DENVER — Wyoming has been an economic powerhouse for most of this decade. Fueled by its extraordinary wealth in coal, natural gas and oil, the state has socked away billions of dollars in budget surpluses, recruited workers from the Rust Belt and constructed dozens of new schools wired for the Internet.
As recently as last month, the state reported an unemployment rate of 3.4%, less than half the national number.
But it is no longer immune to hard times.
This week, Gov. Dave Freudenthal's office said that he had warned state agencies to prepare for possible 5% budget cuts in the fiscal year starting in July, signaling that the good times are coming to an end in one of the states that enjoyed them the longest.
"We're not in any way, shape or form insulated from this recession," said Buck McVeigh, administrator of the state's Economic Analysis Division.
Almost every state is facing a budget deficit as the nation confronts its most severe economic downturn in nearly 70 years. But Wyoming's deterioration is a troublesome sign, said Arturo Perez, who tracks state budgets for the National Conference of State Legislatures.
"It just shows that everybody's in this together," Perez said, calling the current downturn "one for the record books."
Wyoming's financial health is tied closely to revenue from energy exploration. That has dried up as companies cut back drilling due to plunging energy prices.
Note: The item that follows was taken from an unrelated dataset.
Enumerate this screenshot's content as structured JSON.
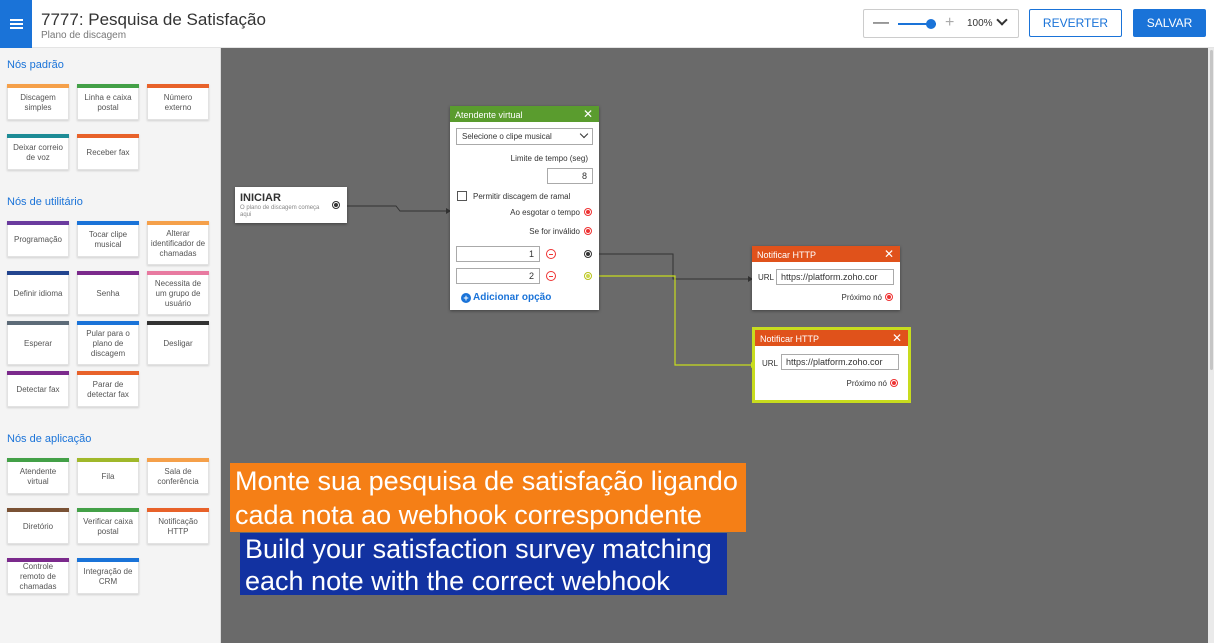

Oil is hovering around $40 a barrel after a run at more than $100 a barrel, and natural gas prices are half of what they were last summer.
The state, which has no income tax and low property taxes, is accustomed to riding out booms and busts, and carefully tracks revenue to keep from getting caught flat-footed. Its Consensus Revenue Estimating Group, which McVeigh co-chairs, predicted a $900-million surplus for this fiscal year when it met in October. But, watching a sudden deterioration in the economy, it pulled that estimate back to $200 million in January.
Next year, McVeigh said, could be bleak. "We're just at the tip of the iceberg," he said.
Robert Godby, an economics professor at the University of Wyoming, said he thought Freudenthal's move might be partly political, meant to head off persistent requests for new programs from a bureaucracy accustomed to years of plenty.
The Democratic governor is "weaning them off what's been a really great five years," Godby said.
He said he believed the cuts may not prove necessary because most analysts predict an eventual rise in energy prices.
And it could be worse, he added. Most states already are making deep cuts just to get through the current fiscal year.
"We're still glad to be in Wyoming relative to anywhere else," Godby said. "The good thing is, [Freudenthal] is asking us to think about it, and everybody around us has already been doing it."